In this Stowe Boyd article on the bust of Backfence.com he juxtaposes yesterdays buzz term hyperlocal to a more tuned version “socially local” (or “socoloco” for street cred). The idea is simple—while we each live in our own small “local” circles these circle for most of us are not as much a reflection of those people and places that are in nearest physical proximity but rather in nearest emotional and intellectual proximity to us.
The Internet is exciting exactly because it so obviously enables and further enhances these existing social local realms brought about by earlier technologies—mail, telegraph, telephone, etc. while encouraging a more diverse array of new virtual localities to emerge (read: the long tail). I think this is a very, very good thing, but there’s more to the story.
I think it’s fair to take look at socoloco as a culturally realized Virtual Reality 1.0. Remember when talking about VR was still cool and everyone was noodling on the hot question, “but, how do we get our bodies into this computer”? I’d assert that we’ve finally gotten over that questions and we’re taking what we can get, flesh and bones be damned.
Isn’t “Web 2.0” the mark in time of a renewed optimism, leaving behind the hesitation and questions and turning-over a certain amount of our lives to the many charms of virtuality?
So I have to ask:
What about the local local, the earth, as in dirt and trees, and our dear bodies which surely won’t ever translate into electrical impulses over the wire? Isn’t some of the current urgency to address long standing environmental issues a corollary to the increased awareness and pace of adopting a virtual center to our lives?
Craigslist is a marketplace for materiality, stuff and bodies.
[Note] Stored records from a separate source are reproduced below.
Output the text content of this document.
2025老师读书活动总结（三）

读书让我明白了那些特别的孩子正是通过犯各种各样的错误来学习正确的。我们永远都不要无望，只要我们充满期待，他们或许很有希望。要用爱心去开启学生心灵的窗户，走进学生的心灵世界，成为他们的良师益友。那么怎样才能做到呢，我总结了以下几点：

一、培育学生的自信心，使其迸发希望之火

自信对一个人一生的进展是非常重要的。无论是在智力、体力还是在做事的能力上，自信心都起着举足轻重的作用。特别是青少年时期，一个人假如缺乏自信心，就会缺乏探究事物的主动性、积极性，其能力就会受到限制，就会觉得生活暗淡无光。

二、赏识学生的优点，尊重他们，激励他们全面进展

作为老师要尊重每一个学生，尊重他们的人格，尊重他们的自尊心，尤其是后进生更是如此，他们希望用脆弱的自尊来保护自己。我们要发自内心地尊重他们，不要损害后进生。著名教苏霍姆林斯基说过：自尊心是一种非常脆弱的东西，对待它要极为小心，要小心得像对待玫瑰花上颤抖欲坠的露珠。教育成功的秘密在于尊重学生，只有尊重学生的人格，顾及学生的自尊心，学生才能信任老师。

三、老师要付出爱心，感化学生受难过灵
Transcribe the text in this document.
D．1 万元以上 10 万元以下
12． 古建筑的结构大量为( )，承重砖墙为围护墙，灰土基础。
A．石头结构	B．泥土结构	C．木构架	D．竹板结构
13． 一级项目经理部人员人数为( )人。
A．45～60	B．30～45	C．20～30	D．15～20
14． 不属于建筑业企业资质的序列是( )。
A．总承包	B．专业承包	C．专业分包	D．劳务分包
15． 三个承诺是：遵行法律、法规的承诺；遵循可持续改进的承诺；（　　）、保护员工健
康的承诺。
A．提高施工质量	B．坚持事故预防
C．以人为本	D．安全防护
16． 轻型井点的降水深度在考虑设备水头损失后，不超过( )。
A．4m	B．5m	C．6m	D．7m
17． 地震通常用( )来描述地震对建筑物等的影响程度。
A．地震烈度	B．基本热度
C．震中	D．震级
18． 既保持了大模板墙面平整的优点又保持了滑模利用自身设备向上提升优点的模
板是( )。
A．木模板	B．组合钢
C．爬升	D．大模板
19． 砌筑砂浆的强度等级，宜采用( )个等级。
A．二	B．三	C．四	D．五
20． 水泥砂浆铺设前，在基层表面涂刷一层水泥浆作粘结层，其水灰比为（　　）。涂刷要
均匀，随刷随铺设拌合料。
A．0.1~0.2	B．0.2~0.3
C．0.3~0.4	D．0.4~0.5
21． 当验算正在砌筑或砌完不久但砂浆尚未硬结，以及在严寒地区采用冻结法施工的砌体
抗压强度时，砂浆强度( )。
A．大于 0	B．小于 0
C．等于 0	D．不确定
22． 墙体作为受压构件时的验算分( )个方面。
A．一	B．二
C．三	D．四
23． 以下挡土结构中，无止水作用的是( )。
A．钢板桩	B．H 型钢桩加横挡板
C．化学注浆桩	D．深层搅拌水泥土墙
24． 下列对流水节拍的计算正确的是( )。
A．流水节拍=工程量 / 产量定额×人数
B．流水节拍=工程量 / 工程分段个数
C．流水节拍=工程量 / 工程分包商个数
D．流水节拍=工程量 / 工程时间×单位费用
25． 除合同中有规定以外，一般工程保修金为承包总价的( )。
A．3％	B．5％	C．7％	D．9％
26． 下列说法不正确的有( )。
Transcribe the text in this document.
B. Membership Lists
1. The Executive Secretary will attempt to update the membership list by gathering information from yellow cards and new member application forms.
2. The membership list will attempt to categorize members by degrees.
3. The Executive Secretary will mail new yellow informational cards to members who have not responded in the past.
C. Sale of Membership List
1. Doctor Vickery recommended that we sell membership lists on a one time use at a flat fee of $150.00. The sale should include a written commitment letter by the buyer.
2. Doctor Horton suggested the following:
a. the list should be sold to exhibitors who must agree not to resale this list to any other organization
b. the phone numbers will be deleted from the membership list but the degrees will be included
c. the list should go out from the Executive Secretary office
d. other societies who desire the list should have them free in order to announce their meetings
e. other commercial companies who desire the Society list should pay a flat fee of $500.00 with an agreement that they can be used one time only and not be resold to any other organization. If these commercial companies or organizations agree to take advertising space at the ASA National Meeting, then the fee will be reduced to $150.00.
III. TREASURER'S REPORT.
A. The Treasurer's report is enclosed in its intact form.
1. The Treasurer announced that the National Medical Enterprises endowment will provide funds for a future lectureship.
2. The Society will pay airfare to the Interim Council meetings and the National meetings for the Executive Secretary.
That’s the real local bodies, stuff and dirt.
I’ve taken a small grant this winter to help our local community build a ride sharing web app. Our neighborhood is 30 miles North of Taos, NM I work from my home office and have to drive to town to get groceries, but some drive to work on a daily basis. None of us like to burn all that gas just for ourselves so if we can share a trip into town it’s always better.
That’s a local problem and I’m anxious to see what I can learn through it about using the net to better enable something right here on my own dirt. I’ll let you know how it goes.